Say Goodbye to Performance Benchmarks and Hello to Efficiency Benchmarks

PinIt

Many enterprises are realizing that the price tag of moving to the cloud can get pretty high, and are looking to implement cost controls.

Escalating public cloud costs have forced enterprises to re-prioritize the evaluation criteria for their cloud services, with higher efficiency and lower costs now front and center.

The highly elastic nature of the public cloud means that cloud services can (but don’t always) release resources when not in use. And services which deliver the same unit of work with higher performance are in effect more efficient and cost less. In the on-premises world of over-provisioned assets, such gains are hard to reclaim. But in the public cloud, time really is money.

See also: DataOps: The Antidote for Congested Data Pipelines

Data lakes on the cloud: How did we get there?

After the emergence of “Big Data” in 2005, it became almost impossible to handle the amount of data being produced using traditional SQL tools. Data-driven enterprises were introduced to the concept of the data lake along with processing and SQL engines as fundamental technologies to locate, process, and analyze data on a massive scale.

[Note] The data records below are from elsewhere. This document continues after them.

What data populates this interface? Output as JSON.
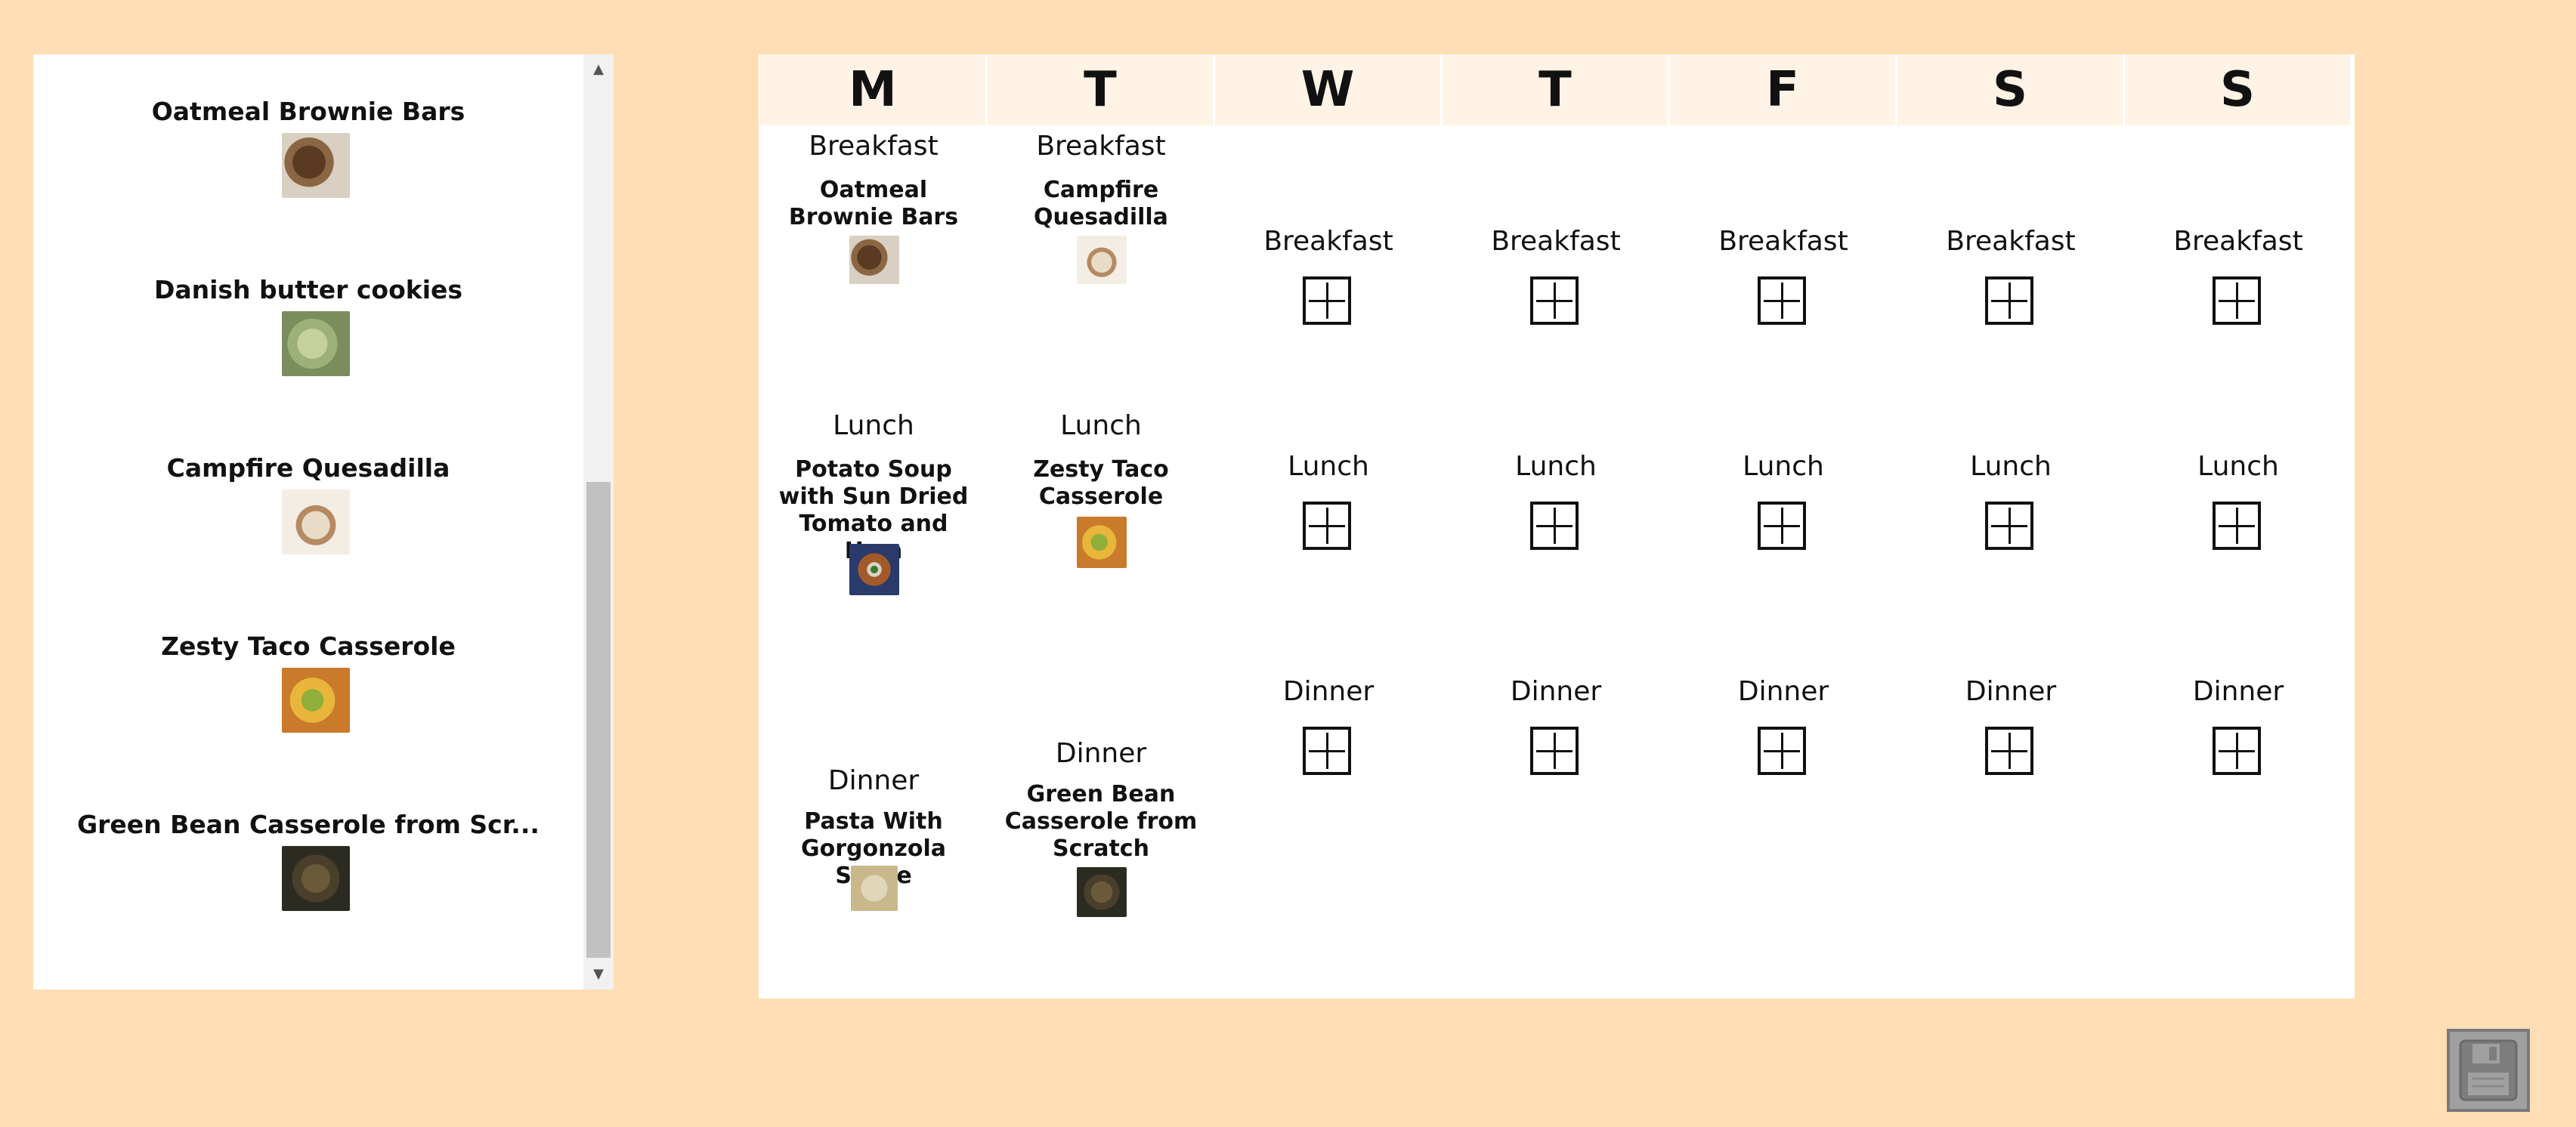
{
  "recipe_list": {
    "items": [
      {
        "title": "Oatmeal Brownie Bars",
        "thumb": "brownie-photo"
      },
      {
        "title": "Danish butter cookies",
        "thumb": "cookie-photo"
      },
      {
        "title": "Campfire Quesadilla",
        "thumb": "quesadilla-photo"
      },
      {
        "title": "Zesty Taco Casserole",
        "thumb": "taco-casserole-photo"
      },
      {
        "title": "Green Bean Casserole from Scr...",
        "thumb": "green-bean-casserole-photo"
      }
    ]
  },
  "planner": {
    "days": [
      "M",
      "T",
      "W",
      "T",
      "F",
      "S",
      "S"
    ],
    "meals": {
      "breakfast": "Breakfast",
      "lunch": "Lunch",
      "dinner": "Dinner"
    },
    "monday": {
      "breakfast": "Oatmeal Brownie Bars",
      "lunch": "Potato Soup with Sun Dried Tomato and Ham",
      "dinner": "Pasta With Gorgonzola Sauce"
    },
    "tuesday": {
      "breakfast": "Campfire Quesadilla",
      "lunch": "Zesty Taco Casserole",
      "dinner": "Green Bean Casserole from Scratch"
    },
    "empty_slot_icon": "plus-box-icon"
  },
  "save_icon": "floppy-disk-icon",
  "colors": {
    "background": "#FFDEB5",
    "day_header": "#FFF3E6",
    "panel": "#FFFFFF",
    "save_button": "#A0A0A0"
  }
}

Platforms like Hadoop provided enterprises with a way to keep up with big data without breaking the bank. This meant that any company, regardless of its size, could emphasize the use of data to enhance decision-making processes, opening the door to big data analytics.

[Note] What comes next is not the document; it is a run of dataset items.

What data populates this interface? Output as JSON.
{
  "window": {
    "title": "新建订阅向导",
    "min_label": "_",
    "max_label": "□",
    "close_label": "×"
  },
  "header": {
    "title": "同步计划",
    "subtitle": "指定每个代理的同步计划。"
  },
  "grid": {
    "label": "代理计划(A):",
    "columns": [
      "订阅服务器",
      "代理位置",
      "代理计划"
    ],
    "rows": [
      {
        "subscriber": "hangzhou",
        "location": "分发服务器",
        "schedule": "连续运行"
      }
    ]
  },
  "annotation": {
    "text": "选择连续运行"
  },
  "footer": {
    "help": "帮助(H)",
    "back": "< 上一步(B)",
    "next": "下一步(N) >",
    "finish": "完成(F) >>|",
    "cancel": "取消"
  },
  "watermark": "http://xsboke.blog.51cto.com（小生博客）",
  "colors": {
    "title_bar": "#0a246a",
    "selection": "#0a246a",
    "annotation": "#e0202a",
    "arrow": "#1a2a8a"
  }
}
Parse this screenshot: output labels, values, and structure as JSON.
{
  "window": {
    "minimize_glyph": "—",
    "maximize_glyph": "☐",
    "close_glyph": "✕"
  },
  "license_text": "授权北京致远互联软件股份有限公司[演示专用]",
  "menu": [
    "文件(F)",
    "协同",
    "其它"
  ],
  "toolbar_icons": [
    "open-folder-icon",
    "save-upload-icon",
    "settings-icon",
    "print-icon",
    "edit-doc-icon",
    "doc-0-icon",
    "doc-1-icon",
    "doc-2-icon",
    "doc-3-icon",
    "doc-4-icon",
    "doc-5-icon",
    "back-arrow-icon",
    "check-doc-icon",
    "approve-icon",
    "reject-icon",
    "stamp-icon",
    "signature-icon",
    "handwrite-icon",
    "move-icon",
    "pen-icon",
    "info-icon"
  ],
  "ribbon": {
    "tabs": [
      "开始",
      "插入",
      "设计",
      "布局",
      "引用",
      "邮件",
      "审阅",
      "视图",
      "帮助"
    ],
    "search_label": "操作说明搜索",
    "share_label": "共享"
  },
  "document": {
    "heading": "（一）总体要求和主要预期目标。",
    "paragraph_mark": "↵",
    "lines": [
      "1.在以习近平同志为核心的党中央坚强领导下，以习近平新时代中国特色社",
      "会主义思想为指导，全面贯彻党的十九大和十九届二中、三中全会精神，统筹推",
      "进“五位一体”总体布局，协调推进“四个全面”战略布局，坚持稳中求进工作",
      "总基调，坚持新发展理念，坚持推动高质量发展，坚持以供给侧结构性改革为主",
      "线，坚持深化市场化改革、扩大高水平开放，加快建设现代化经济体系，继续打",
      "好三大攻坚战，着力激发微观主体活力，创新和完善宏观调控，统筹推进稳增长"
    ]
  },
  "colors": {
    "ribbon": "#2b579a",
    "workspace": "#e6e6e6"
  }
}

These on-premises big data solutions posed several challenges with regards to efficiency, complexity, and scalability. When building on-premises infrastructures, companies immediately became responsible for spinning up servers, dealing with outages and downtime, and also managing the software side, which required engineers to handle the integration of a wide range of tools used to ingest, process and consume data.

Aside from the upfront investment needed on storage and server equipment, on-premises data lakes were not flexible. If users wanted to scale up to support more users or more data, they needed to manually add and configure more servers, often resulting in over-provisioning costly environments or under-provisioning and compromising performance.

Enter “The Cloud,” a term used to describe hosted services available on-demand over the internet. Cloud computing promised and delivered a way for enterprises to have access to elastic and easily scalable processing and computing power that otherwise would be too expensive to implement and scale on-premises.

There are many reasons why cloud became the go-to platform for data lakes. First, the flexibility of their pay-per-use model allowed companies to expand or shrink the resources needed on-demand, based on their analytics workloads. Second, they no longer had to pay for maintaining hardware and keeping it up to date. Cloud technologies also provided a way to decouple compute from storage, allowing users to use engines to process their data while leaving it where it resides. Last but not least, leveraging the security, governance, and data availability provided by cloud vendors became part of companies’ data strategies.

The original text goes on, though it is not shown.